In de onderstaande afbeelding wordt de versie v5
uitgevoerd op de implementatie deployment-v5
. De implementatienaam bevat nu de versie omdat de implementatie specifiek is gemaakt voor deze versie. Er is geen andere implementatie aan het begin. Als u nu versie v6
wilt implementeren, maakt de implementatiepijplijn een nieuwe implementatie deployment-v6
en implementeert de app-versie v6
daar.
Er is geen risico dat een andere versie parallel wordt geïmplementeerd. Ten eerste staat Azure Spring Apps het maken van een derde implementatie niet toe, terwijl er al twee implementaties bestaan. Ten tweede, zelfs als het mogelijk was om meer dan twee implementaties te hebben, wordt elke implementatie geïdentificeerd door de versie van de toepassing die deze bevat.
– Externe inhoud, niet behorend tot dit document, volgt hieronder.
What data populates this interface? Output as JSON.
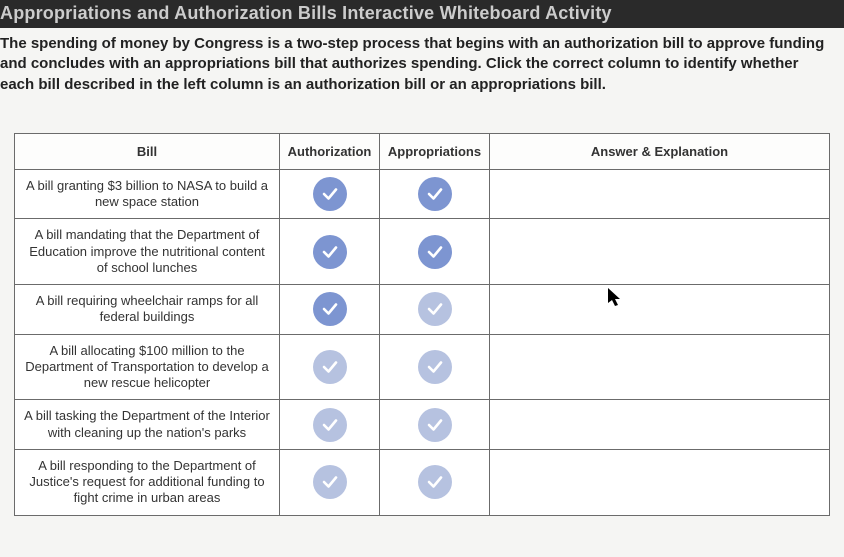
{
  "header": {
    "title": "Appropriations and Authorization Bills Interactive Whiteboard Activity"
  },
  "instructions": {
    "text": "The spending of money by Congress is a two-step process that begins with an authorization bill to approve funding and concludes with an appropriations bill that authorizes spending. Click the correct column to identify whether each bill described in the left column is an authorization bill or an appropriations bill."
  },
  "columns": {
    "bill": "Bill",
    "authorization": "Authorization",
    "appropriations": "Appropriations",
    "answer": "Answer & Explanation"
  },
  "check_colors": {
    "strong": "#7d95d1",
    "faded": "#b6c2e0",
    "tick": "#ffffff"
  },
  "rows": [
    {
      "bill": "A bill granting $3 billion to NASA to build a new space station",
      "auth_style": "strong",
      "approp_style": "strong",
      "answer": ""
    },
    {
      "bill": "A bill mandating that the Department of Education improve the nutritional content of school lunches",
      "auth_style": "strong",
      "approp_style": "strong",
      "answer": ""
    },
    {
      "bill": "A bill requiring wheelchair ramps for all federal buildings",
      "auth_style": "strong",
      "approp_style": "faded",
      "answer": ""
    },
    {
      "bill": "A bill allocating $100 million to the Department of Transportation to develop a new rescue helicopter",
      "auth_style": "faded",
      "approp_style": "faded",
      "answer": ""
    },
    {
      "bill": "A bill tasking the Department of the Interior with cleaning up the nation's parks",
      "auth_style": "faded",
      "approp_style": "faded",
      "answer": ""
    },
    {
      "bill": "A bill responding to the Department of Justice's request for additional funding to fight crime in urban areas",
      "auth_style": "faded",
      "approp_style": "faded",
      "answer": ""
    }
  ]
}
De pijplijn die de implementatie v6
organiseert, probeert dus alleen in te stellen deployment-v6
als productie-implementatie.
Nadat de implementatie die voor de nieuwe versie is gemaakt, productieverkeer ontvangt, moet u de implementatie met de vorige versie verwijderen om ruimte te maken voor toekomstige implementaties. U kunt het aantal minuten of uren uitstellen, zodat u kunt terugkeren naar de vorige versie als u een kritiek probleem in de nieuwe versie ontdekt.
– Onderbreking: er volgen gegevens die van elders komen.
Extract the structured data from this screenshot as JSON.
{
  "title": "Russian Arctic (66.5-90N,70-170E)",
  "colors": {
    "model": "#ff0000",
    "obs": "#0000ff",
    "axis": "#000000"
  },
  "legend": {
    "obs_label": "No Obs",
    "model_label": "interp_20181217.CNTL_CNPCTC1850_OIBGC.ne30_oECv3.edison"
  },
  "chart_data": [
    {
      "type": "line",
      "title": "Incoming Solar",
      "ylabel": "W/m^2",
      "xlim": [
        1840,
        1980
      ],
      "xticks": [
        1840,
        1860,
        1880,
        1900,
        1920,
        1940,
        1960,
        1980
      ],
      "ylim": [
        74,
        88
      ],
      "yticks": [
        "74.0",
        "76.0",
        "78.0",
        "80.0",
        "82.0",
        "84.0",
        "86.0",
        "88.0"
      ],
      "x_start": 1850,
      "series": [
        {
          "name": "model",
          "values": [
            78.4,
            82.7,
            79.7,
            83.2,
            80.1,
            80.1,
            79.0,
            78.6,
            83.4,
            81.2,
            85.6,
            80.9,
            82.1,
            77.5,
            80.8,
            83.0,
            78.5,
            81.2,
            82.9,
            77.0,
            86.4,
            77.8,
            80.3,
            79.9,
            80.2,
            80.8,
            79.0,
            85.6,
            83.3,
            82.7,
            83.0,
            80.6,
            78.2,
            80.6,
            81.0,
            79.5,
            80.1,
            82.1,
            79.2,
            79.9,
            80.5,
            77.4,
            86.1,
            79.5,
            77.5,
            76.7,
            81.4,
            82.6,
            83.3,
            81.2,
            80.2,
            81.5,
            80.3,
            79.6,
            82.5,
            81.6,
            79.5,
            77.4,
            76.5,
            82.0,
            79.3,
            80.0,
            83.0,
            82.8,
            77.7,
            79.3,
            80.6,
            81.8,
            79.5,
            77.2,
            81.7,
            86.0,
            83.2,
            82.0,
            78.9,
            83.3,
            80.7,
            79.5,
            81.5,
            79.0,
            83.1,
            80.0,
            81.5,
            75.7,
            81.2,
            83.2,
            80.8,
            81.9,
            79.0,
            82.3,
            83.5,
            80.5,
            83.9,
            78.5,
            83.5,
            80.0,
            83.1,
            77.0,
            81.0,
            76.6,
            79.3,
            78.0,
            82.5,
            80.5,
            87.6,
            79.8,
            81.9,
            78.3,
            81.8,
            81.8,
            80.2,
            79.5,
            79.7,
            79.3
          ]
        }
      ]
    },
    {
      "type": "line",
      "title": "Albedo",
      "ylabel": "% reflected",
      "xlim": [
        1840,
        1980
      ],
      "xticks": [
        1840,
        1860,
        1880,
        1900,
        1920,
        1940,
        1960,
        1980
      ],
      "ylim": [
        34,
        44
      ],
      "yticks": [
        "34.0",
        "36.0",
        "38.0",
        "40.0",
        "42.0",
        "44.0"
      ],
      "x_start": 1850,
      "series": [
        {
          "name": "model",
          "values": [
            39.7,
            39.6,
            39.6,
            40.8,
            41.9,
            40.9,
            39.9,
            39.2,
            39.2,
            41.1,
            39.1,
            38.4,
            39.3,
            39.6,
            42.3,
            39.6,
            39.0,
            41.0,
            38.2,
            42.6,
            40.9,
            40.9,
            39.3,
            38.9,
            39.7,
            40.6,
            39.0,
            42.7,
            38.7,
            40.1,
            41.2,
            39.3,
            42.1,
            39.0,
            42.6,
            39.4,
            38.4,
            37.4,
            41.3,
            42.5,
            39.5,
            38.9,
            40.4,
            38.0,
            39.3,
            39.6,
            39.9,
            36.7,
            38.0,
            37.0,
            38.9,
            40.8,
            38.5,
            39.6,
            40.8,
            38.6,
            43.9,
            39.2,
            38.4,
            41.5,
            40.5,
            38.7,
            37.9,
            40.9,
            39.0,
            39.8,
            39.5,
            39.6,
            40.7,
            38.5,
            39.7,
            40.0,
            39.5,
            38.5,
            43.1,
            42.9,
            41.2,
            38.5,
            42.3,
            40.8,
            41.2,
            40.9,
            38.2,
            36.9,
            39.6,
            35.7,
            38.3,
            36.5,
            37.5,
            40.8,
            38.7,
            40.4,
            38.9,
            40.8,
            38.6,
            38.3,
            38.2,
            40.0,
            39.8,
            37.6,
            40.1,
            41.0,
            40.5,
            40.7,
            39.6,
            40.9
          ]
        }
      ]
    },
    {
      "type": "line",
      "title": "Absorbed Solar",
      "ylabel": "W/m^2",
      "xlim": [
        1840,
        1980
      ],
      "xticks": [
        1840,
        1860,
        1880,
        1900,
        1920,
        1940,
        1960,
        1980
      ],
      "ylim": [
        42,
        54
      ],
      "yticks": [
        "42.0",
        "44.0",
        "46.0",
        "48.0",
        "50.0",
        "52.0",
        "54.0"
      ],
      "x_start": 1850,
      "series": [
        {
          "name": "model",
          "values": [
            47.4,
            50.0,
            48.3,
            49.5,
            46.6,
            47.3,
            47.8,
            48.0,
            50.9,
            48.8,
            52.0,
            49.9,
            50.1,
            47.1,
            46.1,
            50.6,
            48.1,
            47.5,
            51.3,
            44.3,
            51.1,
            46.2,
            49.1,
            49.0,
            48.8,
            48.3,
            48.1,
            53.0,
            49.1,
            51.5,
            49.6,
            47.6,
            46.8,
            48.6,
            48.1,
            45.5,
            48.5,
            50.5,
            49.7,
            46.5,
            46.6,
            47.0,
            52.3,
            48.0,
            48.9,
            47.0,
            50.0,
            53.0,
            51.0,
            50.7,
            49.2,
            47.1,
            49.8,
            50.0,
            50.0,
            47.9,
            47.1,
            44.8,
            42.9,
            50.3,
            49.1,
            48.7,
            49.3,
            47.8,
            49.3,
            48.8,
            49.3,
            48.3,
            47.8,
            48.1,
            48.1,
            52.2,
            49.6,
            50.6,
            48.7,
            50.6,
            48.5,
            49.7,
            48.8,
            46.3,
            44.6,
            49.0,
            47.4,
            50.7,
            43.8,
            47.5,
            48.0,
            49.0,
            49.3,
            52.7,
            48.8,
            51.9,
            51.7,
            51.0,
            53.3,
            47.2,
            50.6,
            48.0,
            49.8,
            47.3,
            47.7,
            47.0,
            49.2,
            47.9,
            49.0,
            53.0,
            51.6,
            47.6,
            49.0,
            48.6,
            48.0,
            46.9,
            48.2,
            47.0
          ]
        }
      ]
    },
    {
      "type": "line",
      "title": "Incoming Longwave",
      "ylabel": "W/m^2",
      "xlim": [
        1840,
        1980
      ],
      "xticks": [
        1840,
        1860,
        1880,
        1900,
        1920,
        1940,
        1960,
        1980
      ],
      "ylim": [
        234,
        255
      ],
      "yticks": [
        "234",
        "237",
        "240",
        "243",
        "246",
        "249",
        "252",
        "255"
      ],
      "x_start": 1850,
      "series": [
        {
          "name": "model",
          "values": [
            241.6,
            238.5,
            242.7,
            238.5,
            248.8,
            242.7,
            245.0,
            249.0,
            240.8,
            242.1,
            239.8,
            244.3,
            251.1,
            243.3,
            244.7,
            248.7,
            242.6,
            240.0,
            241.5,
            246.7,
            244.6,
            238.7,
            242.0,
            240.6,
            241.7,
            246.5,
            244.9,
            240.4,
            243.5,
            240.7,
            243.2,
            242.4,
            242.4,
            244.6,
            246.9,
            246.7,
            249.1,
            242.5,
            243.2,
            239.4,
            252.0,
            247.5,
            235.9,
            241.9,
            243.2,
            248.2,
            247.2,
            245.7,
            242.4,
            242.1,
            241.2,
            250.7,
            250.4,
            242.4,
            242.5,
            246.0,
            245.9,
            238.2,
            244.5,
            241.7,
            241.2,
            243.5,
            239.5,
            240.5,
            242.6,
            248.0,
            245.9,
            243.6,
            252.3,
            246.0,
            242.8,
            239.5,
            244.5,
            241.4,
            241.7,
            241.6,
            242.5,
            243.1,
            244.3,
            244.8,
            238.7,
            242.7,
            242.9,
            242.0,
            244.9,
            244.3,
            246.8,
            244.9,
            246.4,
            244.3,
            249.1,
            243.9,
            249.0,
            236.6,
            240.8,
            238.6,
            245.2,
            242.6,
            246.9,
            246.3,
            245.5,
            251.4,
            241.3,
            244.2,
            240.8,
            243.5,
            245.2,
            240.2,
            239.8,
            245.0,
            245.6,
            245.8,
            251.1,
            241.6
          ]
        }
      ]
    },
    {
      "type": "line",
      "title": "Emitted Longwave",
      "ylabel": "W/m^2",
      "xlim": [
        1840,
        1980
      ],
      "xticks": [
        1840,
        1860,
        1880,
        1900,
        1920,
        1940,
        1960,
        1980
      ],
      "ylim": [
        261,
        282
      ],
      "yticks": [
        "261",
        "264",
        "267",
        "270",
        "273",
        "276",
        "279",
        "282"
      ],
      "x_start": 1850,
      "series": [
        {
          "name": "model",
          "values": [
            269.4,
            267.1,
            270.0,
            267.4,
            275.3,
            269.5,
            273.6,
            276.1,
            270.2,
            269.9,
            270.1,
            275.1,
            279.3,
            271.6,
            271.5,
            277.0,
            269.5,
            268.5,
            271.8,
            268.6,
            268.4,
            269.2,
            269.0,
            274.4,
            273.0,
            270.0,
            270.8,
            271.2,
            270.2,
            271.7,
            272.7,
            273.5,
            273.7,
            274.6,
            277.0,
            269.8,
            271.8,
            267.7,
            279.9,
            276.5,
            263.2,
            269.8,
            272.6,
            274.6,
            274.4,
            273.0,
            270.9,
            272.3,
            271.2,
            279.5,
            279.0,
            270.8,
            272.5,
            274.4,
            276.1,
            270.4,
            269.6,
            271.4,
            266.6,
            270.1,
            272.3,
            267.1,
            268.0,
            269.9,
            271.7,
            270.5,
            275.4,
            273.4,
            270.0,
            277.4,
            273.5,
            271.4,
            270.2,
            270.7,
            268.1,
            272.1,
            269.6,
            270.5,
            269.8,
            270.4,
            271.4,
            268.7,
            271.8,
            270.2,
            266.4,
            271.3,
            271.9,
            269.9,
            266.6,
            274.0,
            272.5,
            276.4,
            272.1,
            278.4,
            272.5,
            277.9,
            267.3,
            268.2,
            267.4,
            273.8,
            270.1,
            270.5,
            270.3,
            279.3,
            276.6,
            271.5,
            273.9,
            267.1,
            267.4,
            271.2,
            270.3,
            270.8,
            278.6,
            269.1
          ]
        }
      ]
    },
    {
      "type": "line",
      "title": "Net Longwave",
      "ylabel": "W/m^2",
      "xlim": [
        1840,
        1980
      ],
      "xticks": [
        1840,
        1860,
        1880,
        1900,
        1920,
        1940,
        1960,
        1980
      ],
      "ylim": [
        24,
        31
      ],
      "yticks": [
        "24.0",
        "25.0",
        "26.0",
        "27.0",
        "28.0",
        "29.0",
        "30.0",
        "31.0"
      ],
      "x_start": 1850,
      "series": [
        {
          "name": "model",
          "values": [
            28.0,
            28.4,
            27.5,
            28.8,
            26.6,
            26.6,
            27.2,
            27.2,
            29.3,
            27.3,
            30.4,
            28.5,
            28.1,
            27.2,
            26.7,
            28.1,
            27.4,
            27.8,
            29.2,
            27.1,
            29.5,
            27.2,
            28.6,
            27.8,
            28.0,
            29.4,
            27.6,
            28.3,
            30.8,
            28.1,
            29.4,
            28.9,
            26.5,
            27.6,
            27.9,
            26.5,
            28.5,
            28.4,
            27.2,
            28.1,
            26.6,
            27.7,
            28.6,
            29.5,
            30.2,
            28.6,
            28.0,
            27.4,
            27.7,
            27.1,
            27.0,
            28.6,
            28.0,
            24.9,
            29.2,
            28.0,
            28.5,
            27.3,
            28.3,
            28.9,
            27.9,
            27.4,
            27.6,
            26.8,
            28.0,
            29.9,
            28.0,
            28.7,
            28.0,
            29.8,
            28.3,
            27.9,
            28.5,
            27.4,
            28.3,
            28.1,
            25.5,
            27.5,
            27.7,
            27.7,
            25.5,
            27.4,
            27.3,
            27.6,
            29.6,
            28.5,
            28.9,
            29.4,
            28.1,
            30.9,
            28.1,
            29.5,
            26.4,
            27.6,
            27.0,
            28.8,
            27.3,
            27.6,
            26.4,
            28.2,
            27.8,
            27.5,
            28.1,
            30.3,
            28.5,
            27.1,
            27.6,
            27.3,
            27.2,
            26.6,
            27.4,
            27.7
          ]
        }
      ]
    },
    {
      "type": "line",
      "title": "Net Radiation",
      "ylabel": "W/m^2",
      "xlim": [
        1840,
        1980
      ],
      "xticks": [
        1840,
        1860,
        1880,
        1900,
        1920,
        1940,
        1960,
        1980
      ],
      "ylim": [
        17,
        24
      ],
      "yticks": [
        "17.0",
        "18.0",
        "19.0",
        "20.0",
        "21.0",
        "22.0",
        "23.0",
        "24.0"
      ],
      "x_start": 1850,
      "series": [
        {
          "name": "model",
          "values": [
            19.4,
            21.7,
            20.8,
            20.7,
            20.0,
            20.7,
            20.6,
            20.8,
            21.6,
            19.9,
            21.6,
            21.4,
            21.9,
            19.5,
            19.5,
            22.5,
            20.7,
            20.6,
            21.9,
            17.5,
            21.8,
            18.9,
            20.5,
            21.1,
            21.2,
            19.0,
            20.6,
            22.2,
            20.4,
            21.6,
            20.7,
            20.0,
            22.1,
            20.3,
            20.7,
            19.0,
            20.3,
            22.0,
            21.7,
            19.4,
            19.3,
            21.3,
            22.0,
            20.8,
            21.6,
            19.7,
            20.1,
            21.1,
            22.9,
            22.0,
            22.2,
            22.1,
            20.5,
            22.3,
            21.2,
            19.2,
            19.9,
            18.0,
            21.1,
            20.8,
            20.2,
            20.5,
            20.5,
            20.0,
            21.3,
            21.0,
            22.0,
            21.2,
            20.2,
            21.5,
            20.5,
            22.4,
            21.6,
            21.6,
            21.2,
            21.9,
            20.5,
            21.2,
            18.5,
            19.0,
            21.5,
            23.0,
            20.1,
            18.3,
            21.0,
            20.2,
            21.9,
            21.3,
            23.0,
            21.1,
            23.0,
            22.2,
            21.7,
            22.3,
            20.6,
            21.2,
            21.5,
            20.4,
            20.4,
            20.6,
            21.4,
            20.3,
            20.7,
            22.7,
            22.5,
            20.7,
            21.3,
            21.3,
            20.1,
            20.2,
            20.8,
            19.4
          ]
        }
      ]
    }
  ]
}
Compromissen van de methode voor benoemde implementaties
De benadering voor benoemde implementaties heeft de volgende voordelen:
- Hiermee voorkomt u de voorwaarde van de goedkeuringsrace.
- Het vermindert het resourceverbruik door de faseringsimplementatie te verwijderen wanneer deze niet in gebruik is.
Er zijn echter ook nadelen, zoals beschreven in de volgende sectie.
Implementatiepijplijnfouten
Tussen het moment dat een implementatie wordt gestart en de tijd waarop de faseringsimplementatie wordt verwijderd, mislukken eventuele extra pogingen om de implementatiepijplijn uit te voeren. De pijplijn probeert een nieuwe implementatie te maken, wat resulteert in een fout omdat er slechts twee implementaties zijn toegestaan per toepassing in Azure Spring Apps.
Daarom moet de implementatieindeling de middelen hebben om een mislukt implementatieproces op een later tijdstip opnieuw uit te voeren, of de middelen om ervoor te zorgen dat de implementatiestromen voor elke versie in de wachtrij blijven staan totdat de stroom voor alle vorige versies is voltooid.